X-ray examination allows you to identify malformations of the lungs, even with their asymptomatic course. According to X-ray and CT of the lungs, it is possible to determine changes in the vascular and bronchial pattern (with hypoplasia), increased transparency (with lobar emphysema), displacement of the mediastinal organs (with hypoplasia or agenesis), shadow contours (with hamartoma or sequencing), reverse topography of the lungs (with Kartagener's syndrome), etc. During bronchoscopy and bronchography, the anatomical structure of the trachea and bronchi is assessed, deformities (stenosis, fistulas, etc.) and changes in the bronchial tree are revealed. In case of malformations of the lung vessels, it is advisable to conduct an angiopulmonography.

Treatment of malformations of the lungs

The choice of adequate tactics for the treatment of lung malformations is carried out by pulmonologists and thoracic surgeons. It is dictated by the assessment of the patient's condition, the severity of the existing disorders and the possible prognosis. Emergency surgery is indicated for severe respiratory failure in cases of lobar emphysema, aplasia and agenesis of the lungs, with tracheoesophageal fistula and stenosis of the trachea and bronchi.

In bronchiectasis and cystic hypoplasia, the choice of surgical or conservative treatment is determined by the number of altered segments in both lungs, the frequency of relapses and the nature of changes in the lung tissue.
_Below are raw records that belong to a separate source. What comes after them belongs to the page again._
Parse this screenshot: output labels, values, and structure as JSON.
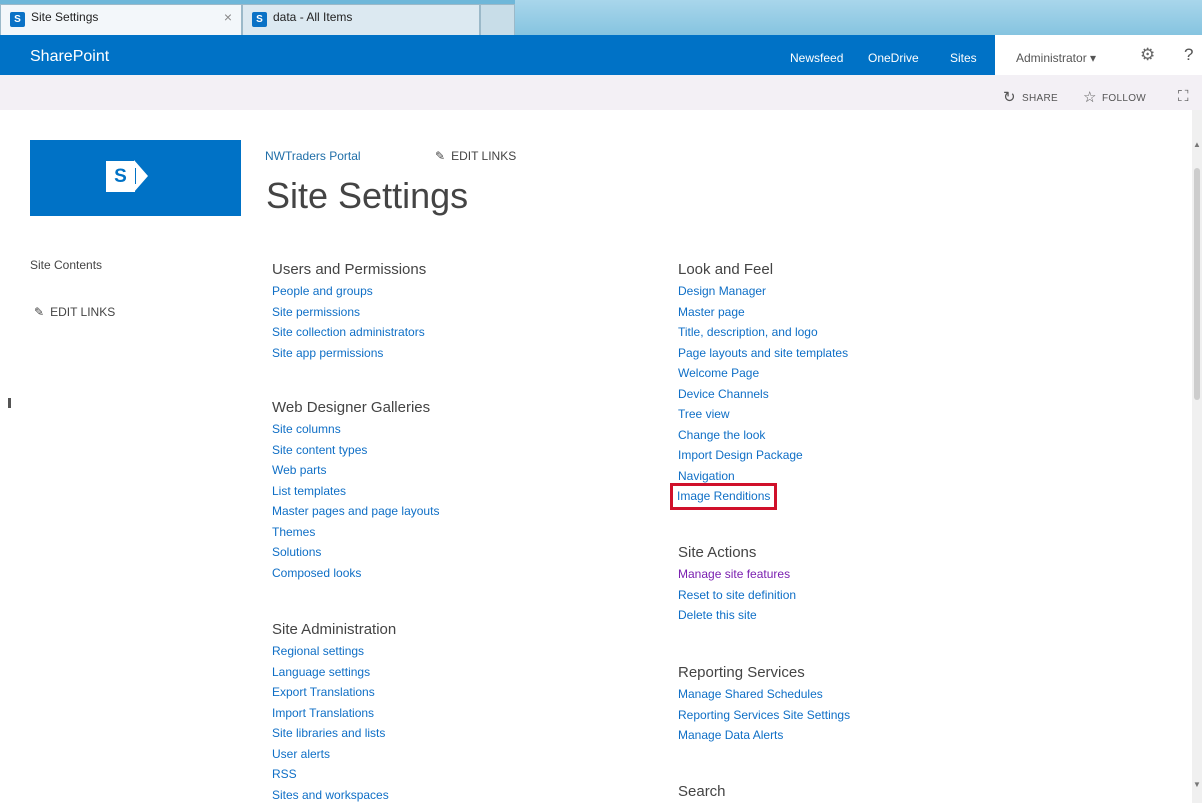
{
  "browser": {
    "tabs": [
      {
        "label": "Site Settings",
        "active": true
      },
      {
        "label": "data - All Items",
        "active": false
      }
    ],
    "close_glyph": "×"
  },
  "suitebar": {
    "brand": "SharePoint",
    "links": [
      "Newsfeed",
      "OneDrive",
      "Sites"
    ],
    "user": "Administrator ▾",
    "help": "?",
    "colors": {
      "bar": "#0072c6"
    }
  },
  "actions": {
    "share": "SHARE",
    "follow": "FOLLOW"
  },
  "header": {
    "breadcrumb": "NWTraders Portal",
    "edit_links": "EDIT LINKS",
    "title": "Site Settings"
  },
  "leftnav": {
    "site_contents": "Site Contents",
    "edit_links": "EDIT LINKS"
  },
  "sections": {
    "users": {
      "title": "Users and Permissions",
      "links": [
        "People and groups",
        "Site permissions",
        "Site collection administrators",
        "Site app permissions"
      ]
    },
    "web_designer": {
      "title": "Web Designer Galleries",
      "links": [
        "Site columns",
        "Site content types",
        "Web parts",
        "List templates",
        "Master pages and page layouts",
        "Themes",
        "Solutions",
        "Composed looks"
      ]
    },
    "site_admin": {
      "title": "Site Administration",
      "links": [
        "Regional settings",
        "Language settings",
        "Export Translations",
        "Import Translations",
        "Site libraries and lists",
        "User alerts",
        "RSS",
        "Sites and workspaces"
      ]
    },
    "look_feel": {
      "title": "Look and Feel",
      "links": [
        "Design Manager",
        "Master page",
        "Title, description, and logo",
        "Page layouts and site templates",
        "Welcome Page",
        "Device Channels",
        "Tree view",
        "Change the look",
        "Import Design Package",
        "Navigation",
        "Image Renditions"
      ],
      "highlighted": "Image Renditions"
    },
    "site_actions": {
      "title": "Site Actions",
      "links": [
        "Manage site features",
        "Reset to site definition",
        "Delete this site"
      ]
    },
    "reporting": {
      "title": "Reporting Services",
      "links": [
        "Manage Shared Schedules",
        "Reporting Services Site Settings",
        "Manage Data Alerts"
      ]
    },
    "search": {
      "title": "Search"
    }
  }
}
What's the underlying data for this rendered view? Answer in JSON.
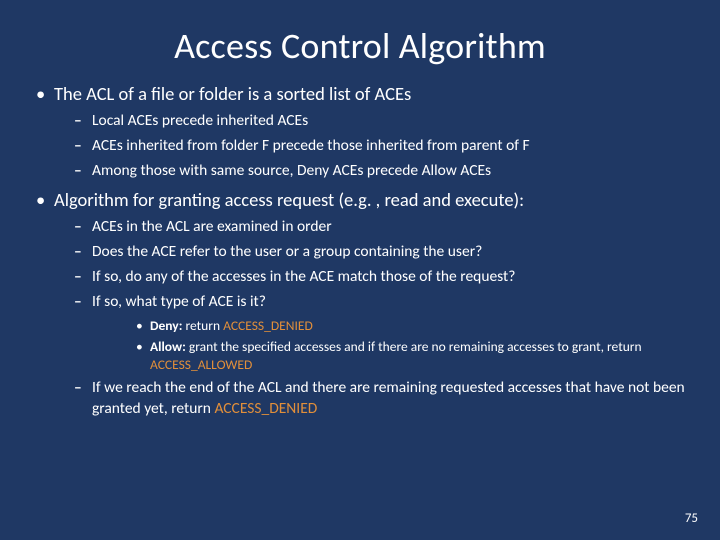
{
  "title": "Access Control Algorithm",
  "pagenum": "75",
  "b1": {
    "text": "The ACL of a file or folder is a sorted list of ACEs",
    "s1": "Local ACEs precede inherited ACEs",
    "s2": "ACEs inherited from folder F precede those inherited from parent of F",
    "s3": "Among those with same source, Deny ACEs precede Allow ACEs"
  },
  "b2": {
    "text": "Algorithm for granting access request (e.g. , read and execute):",
    "s1": "ACEs in the ACL are examined in order",
    "s2": "Does the ACE refer to the user or a group containing the user?",
    "s3": "If so, do any of the accesses in the ACE match those of the request?",
    "s4": "If so, what type of ACE is it?",
    "deny_label": "Deny:",
    "deny_rest": " return ",
    "deny_kw": "ACCESS_DENIED",
    "allow_label": "Allow:",
    "allow_rest": " grant the specified accesses and if there are no remaining accesses to grant, return ",
    "allow_kw": "ACCESS_ALLOWED",
    "s5a": "If we reach the end of the ACL and there are remaining requested accesses that have not been granted yet, return ",
    "s5kw": "ACCESS_DENIED"
  }
}
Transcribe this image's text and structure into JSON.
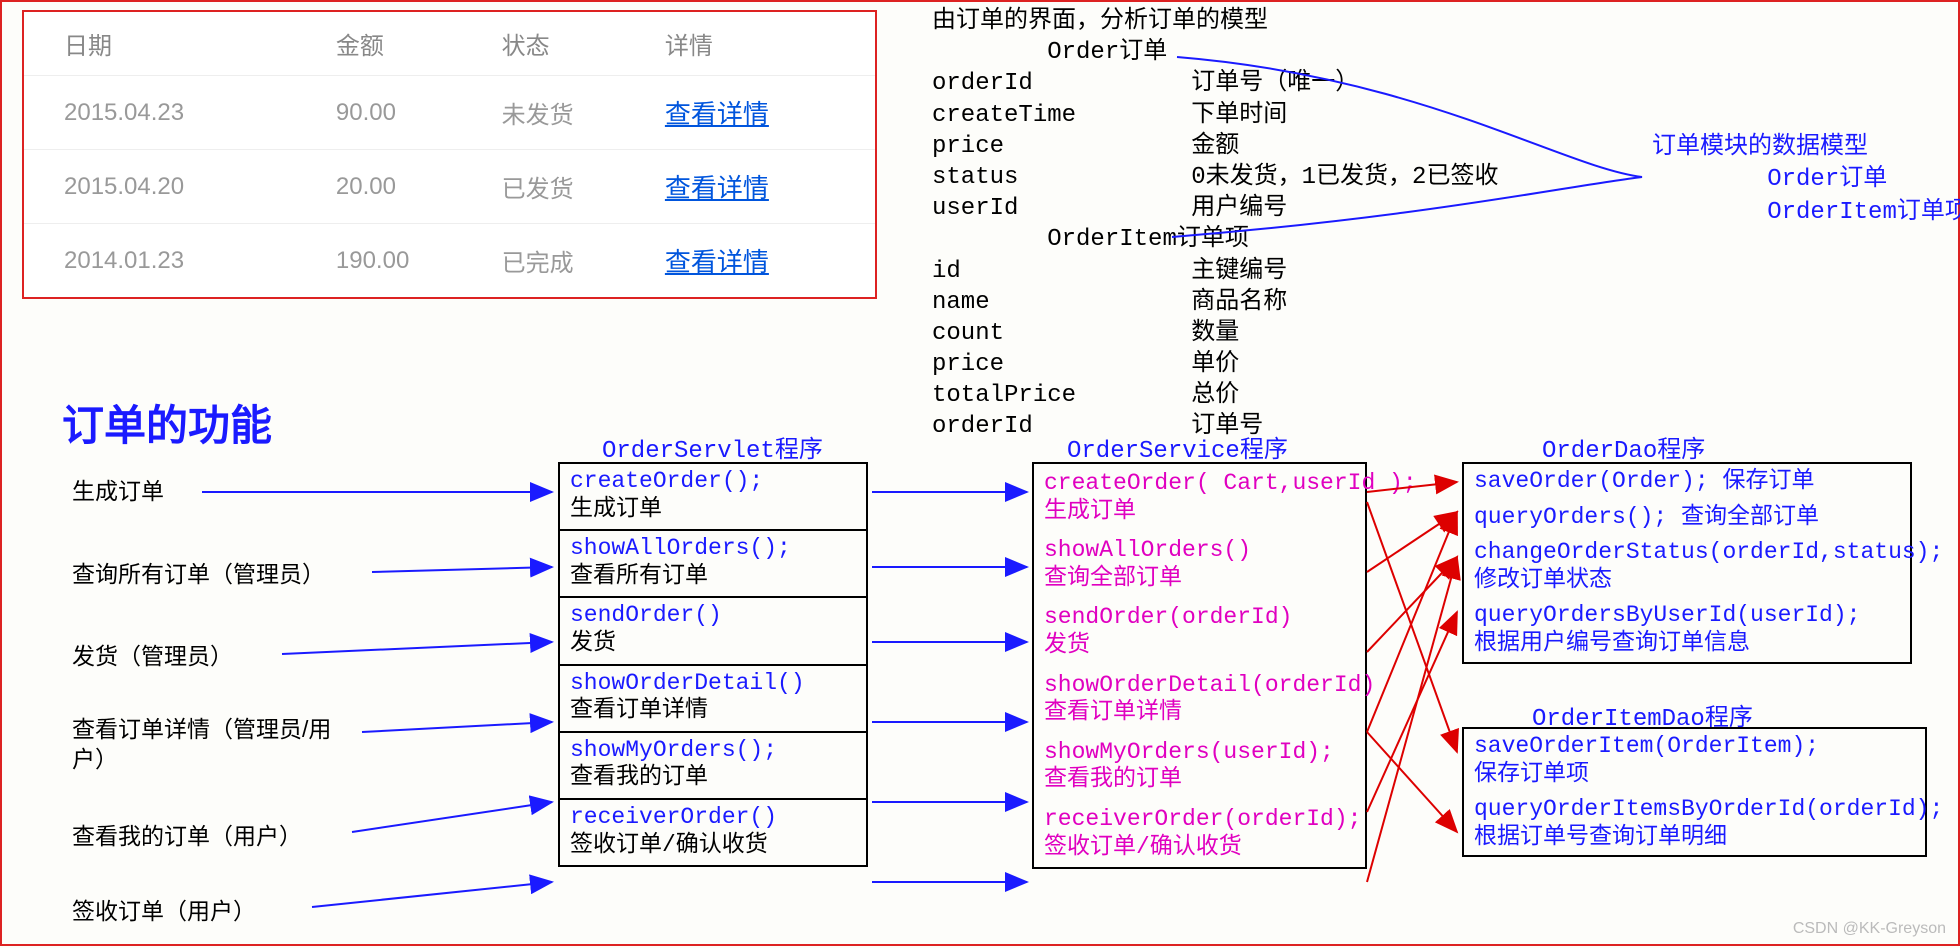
{
  "table": {
    "headers": [
      "日期",
      "金额",
      "状态",
      "详情"
    ],
    "rows": [
      {
        "date": "2015.04.23",
        "amount": "90.00",
        "status": "未发货",
        "link": "查看详情"
      },
      {
        "date": "2015.04.20",
        "amount": "20.00",
        "status": "已发货",
        "link": "查看详情"
      },
      {
        "date": "2014.01.23",
        "amount": "190.00",
        "status": "已完成",
        "link": "查看详情"
      }
    ]
  },
  "analysis": {
    "title": "由订单的界面，分析订单的模型",
    "order_hdr": "Order订单",
    "order_fields": [
      {
        "name": "orderId",
        "desc": "订单号（唯一）"
      },
      {
        "name": "createTime",
        "desc": "下单时间"
      },
      {
        "name": "price",
        "desc": "金额"
      },
      {
        "name": "status",
        "desc": "0未发货，1已发货，2已签收"
      },
      {
        "name": "userId",
        "desc": "用户编号"
      }
    ],
    "item_hdr": "OrderItem订单项",
    "item_fields": [
      {
        "name": "id",
        "desc": "主键编号"
      },
      {
        "name": "name",
        "desc": "商品名称"
      },
      {
        "name": "count",
        "desc": "数量"
      },
      {
        "name": "price",
        "desc": "单价"
      },
      {
        "name": "totalPrice",
        "desc": "总价"
      },
      {
        "name": "orderId",
        "desc": "订单号"
      }
    ],
    "callout": "订单模块的数据模型\n        Order订单\n        OrderItem订单项"
  },
  "func_title": "订单的功能",
  "actions": [
    "生成订单",
    "查询所有订单（管理员）",
    "发货（管理员）",
    "查看订单详情（管理员/用\n户）",
    "查看我的订单（用户）",
    "签收订单（用户）"
  ],
  "servlet": {
    "title": "OrderServlet程序",
    "items": [
      {
        "sig": "createOrder();",
        "sub": "生成订单"
      },
      {
        "sig": "showAllOrders();",
        "sub": "查看所有订单"
      },
      {
        "sig": "sendOrder()",
        "sub": "发货"
      },
      {
        "sig": "showOrderDetail()",
        "sub": "查看订单详情"
      },
      {
        "sig": "showMyOrders();",
        "sub": "查看我的订单"
      },
      {
        "sig": "receiverOrder()",
        "sub": "签收订单/确认收货"
      }
    ]
  },
  "service": {
    "title": "OrderService程序",
    "items": [
      {
        "sig": "createOrder( Cart,userId );",
        "sub": "生成订单"
      },
      {
        "sig": "showAllOrders()",
        "sub": "查询全部订单"
      },
      {
        "sig": "sendOrder(orderId)",
        "sub": "发货"
      },
      {
        "sig": "showOrderDetail(orderId)",
        "sub": "查看订单详情"
      },
      {
        "sig": "showMyOrders(userId);",
        "sub": "查看我的订单"
      },
      {
        "sig": "receiverOrder(orderId);",
        "sub": "签收订单/确认收货"
      }
    ]
  },
  "orderDao": {
    "title": "OrderDao程序",
    "items": [
      {
        "sig": "saveOrder(Order); 保存订单",
        "sub": ""
      },
      {
        "sig": "queryOrders(); 查询全部订单",
        "sub": ""
      },
      {
        "sig": "changeOrderStatus(orderId,status);",
        "sub": "修改订单状态"
      },
      {
        "sig": "queryOrdersByUserId(userId);",
        "sub": "根据用户编号查询订单信息"
      }
    ]
  },
  "itemDao": {
    "title": "OrderItemDao程序",
    "items": [
      {
        "sig": "saveOrderItem(OrderItem);",
        "sub": "保存订单项"
      },
      {
        "sig": "queryOrderItemsByOrderId(orderId);",
        "sub": "根据订单号查询订单明细"
      }
    ]
  },
  "watermark": "CSDN @KK-Greyson"
}
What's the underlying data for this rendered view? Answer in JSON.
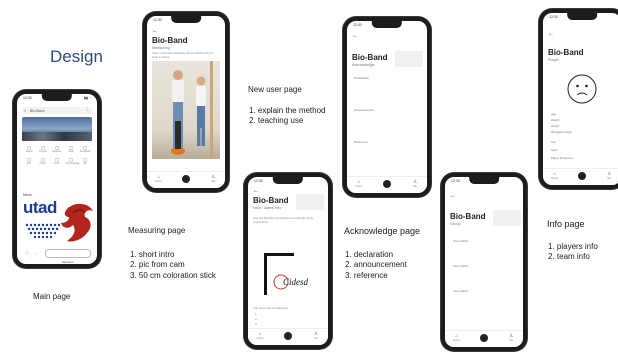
{
  "headings": {
    "design": "Design",
    "main_page": "Main page",
    "measuring_page": "Measuring page",
    "new_user_page": "New user page",
    "acknowledge_page": "Acknowledge page",
    "info_page": "Info page"
  },
  "lists": {
    "measuring": [
      "1. short intro",
      "2. pic from cam",
      "3. 50 cm coloration stick"
    ],
    "new_user": [
      "1. explain the method",
      "2. teaching use"
    ],
    "acknowledge": [
      "1.   declaration",
      "2.   announcement",
      "3.   reference"
    ],
    "info": [
      "1.   players info",
      "2.   team info"
    ]
  },
  "phone_common": {
    "time": "12:30",
    "battery": "▮▮ ◔",
    "back": "←",
    "app_title": "Bio-Band",
    "nav_home": "Home",
    "nav_center": "Measure",
    "nav_profile": "Me"
  },
  "main_phone": {
    "search": "Bio-Band",
    "section": "News",
    "grid_labels": [
      "Teams",
      "People",
      "Measure",
      "Stats",
      "Feedback",
      "Info",
      "Player",
      "Team",
      "Acknowledge",
      "Me"
    ],
    "logo_text": "utad",
    "button": "Measure"
  },
  "measuring_phone": {
    "subtitle": "Measuring",
    "intro": "Take a full body standing photo with the 50 cm stick in frame"
  },
  "newuser_phone": {
    "subtitle": "New / Users Info",
    "intro": "Use the Bio-Band technique to estimate body proportions",
    "brand": "Cidesd",
    "footer": "The steps are as following:",
    "steps": [
      "1.",
      "2.",
      "3."
    ]
  },
  "ack_phone": {
    "subtitle": "Acknowledge",
    "sections": [
      "Declaration",
      "Announcement",
      "Reference"
    ]
  },
  "group_phone": {
    "subtitle": "Group",
    "sections": [
      "Team INFO",
      "Team INFO",
      "Team INFO"
    ]
  },
  "info_phone": {
    "subtitle": "Player",
    "fields": [
      "Age",
      "Weight",
      "Height",
      "Wingspan height",
      "Sex",
      "Sport",
      "Player Preference"
    ]
  },
  "colors": {
    "utad_red": "#b3261e",
    "utad_blue": "#1c3b8f",
    "design_blue": "#2f4b7c",
    "phone_frame": "#1c1c1e"
  }
}
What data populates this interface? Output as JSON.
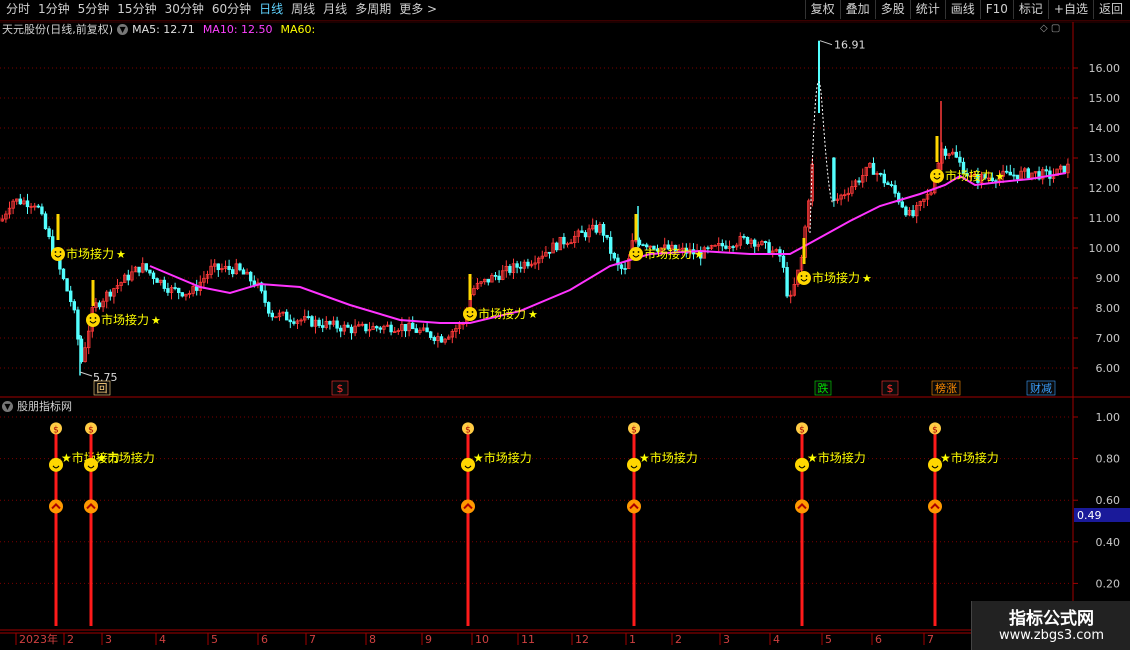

As a rule, with such malformations of the lungs, the altered part of the lung is resected.

With widespread changes in the lungs, conservative therapy is carried out, aimed at preventing exacerbations of the purulent process. It includes annual courses of anti-inflammatory therapy, improving the drainage of the bronchial tree (bronchoalveolar lavage, expectorant, mucolytic drugs, massage, inhalation, exercise therapy), spa rehabilitation.

Forecast and prevention of lung malformations

With malformations of the lungs that are not associated with the development of respiratory failure and are not accompanied by purulent-inflammatory complications, the prognosis is satisfactory. Frequent exacerbations of the bronchopulmonary process can cause limitation of the patients' ability to work. Measures for the prevention of congenital lung malformations include: exclusion of adverse teratogenic effects during pregnancy, medical genetic counseling and examination of couples planning to have a baby.